È ben noto che durante la Seconda Guerra Mondiale i nazisti gestivano una spaventosa rete di campi di concentramento. Tuttavia, molte persone non sono a conoscenza che anche l'esercito degli Stati Uniti ha imprigionato oltre un milione di tedeschi in una serie di prigioni alla fine della guerra. Queste prigioni erano collettivamente conosciute come Rheinwiesenlager.

Rheinwiesenlager, ovvero "Campi della Valle del Reno", furono costruiti nel 1945 durante gli ultimi giorni della guerra in Europa per i soldati e il personale della Wehrmacht che si arresero. Tra aprile e settembre di quell'anno, centinaia di migliaia di uomini e donne tedeschi furono trattenuti in questi campi per prevenire una rivolta dopo il crollo del Partito Nazista.

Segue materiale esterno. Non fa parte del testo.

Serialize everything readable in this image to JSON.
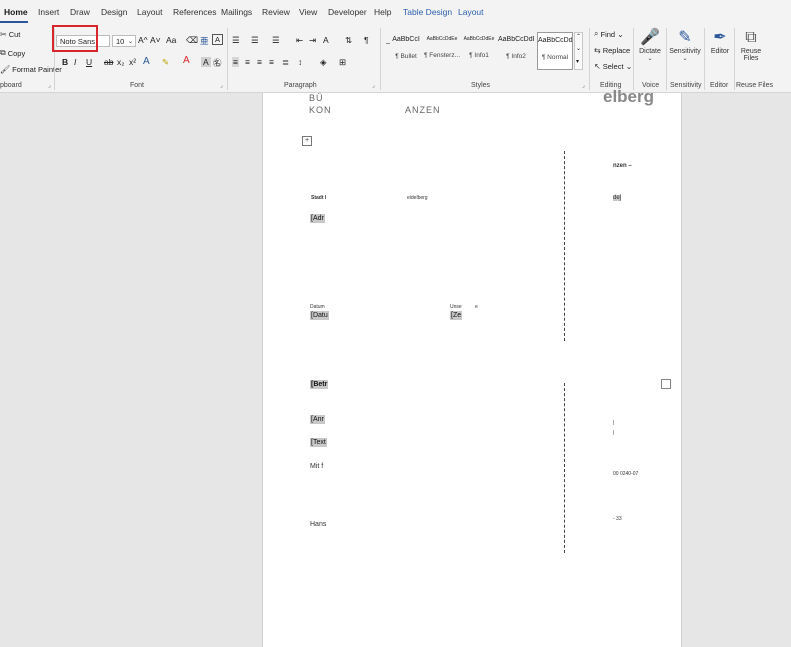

Dominio PubblicoUn soldato americano a Remagen, uno dei campi Rheinwiesenlager che ospitava migliaia di soldati tedeschi catturati nel 1945.

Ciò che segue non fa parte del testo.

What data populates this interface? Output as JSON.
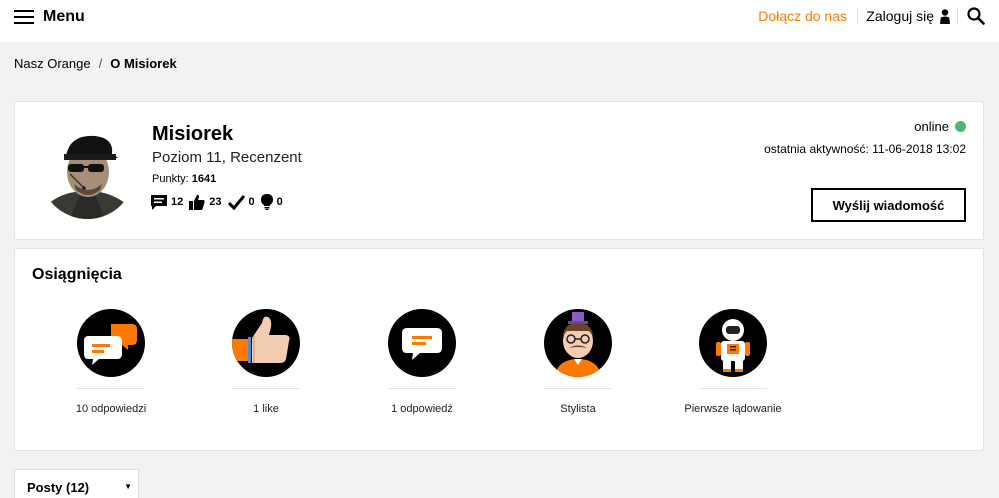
{
  "header": {
    "menu_label": "Menu",
    "join_label": "Dołącz do nas",
    "login_label": "Zaloguj się"
  },
  "breadcrumb": {
    "root": "Nasz Orange",
    "separator": "/",
    "current": "O Misiorek"
  },
  "profile": {
    "name": "Misiorek",
    "level": "Poziom 11, Recenzent",
    "points_label": "Punkty:",
    "points_value": "1641",
    "stats": {
      "messages": "12",
      "likes": "23",
      "solutions": "0",
      "ideas": "0"
    },
    "status": "online",
    "last_activity": "ostatnia aktywność: 11-06-2018 13:02",
    "send_message_label": "Wyślij wiadomość"
  },
  "achievements": {
    "title": "Osiągnięcia",
    "items": [
      {
        "label": "10 odpowiedzi",
        "icon": "speech-bubbles-icon"
      },
      {
        "label": "1 like",
        "icon": "thumbs-up-icon"
      },
      {
        "label": "1 odpowiedź",
        "icon": "speech-bubble-icon"
      },
      {
        "label": "Stylista",
        "icon": "stylist-icon"
      },
      {
        "label": "Pierwsze lądowanie",
        "icon": "astronaut-icon"
      }
    ]
  },
  "posts_select": {
    "value": "Posty (12)"
  },
  "colors": {
    "accent": "#ff7900",
    "online": "#4bb875"
  }
}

Gli Stati Uniti chiamarono i prigionieri di queste 19 strutture "forze nemiche disarmate", evitando così di dover rispettare la Convenzione di Ginevra. Questa situazione portò a condizioni terribili nei campi e un rapporto redatto dal Dipartimento Medico dell'Esercito paragonò il Rheinwiesenlager al Penitenziario di Andersonville.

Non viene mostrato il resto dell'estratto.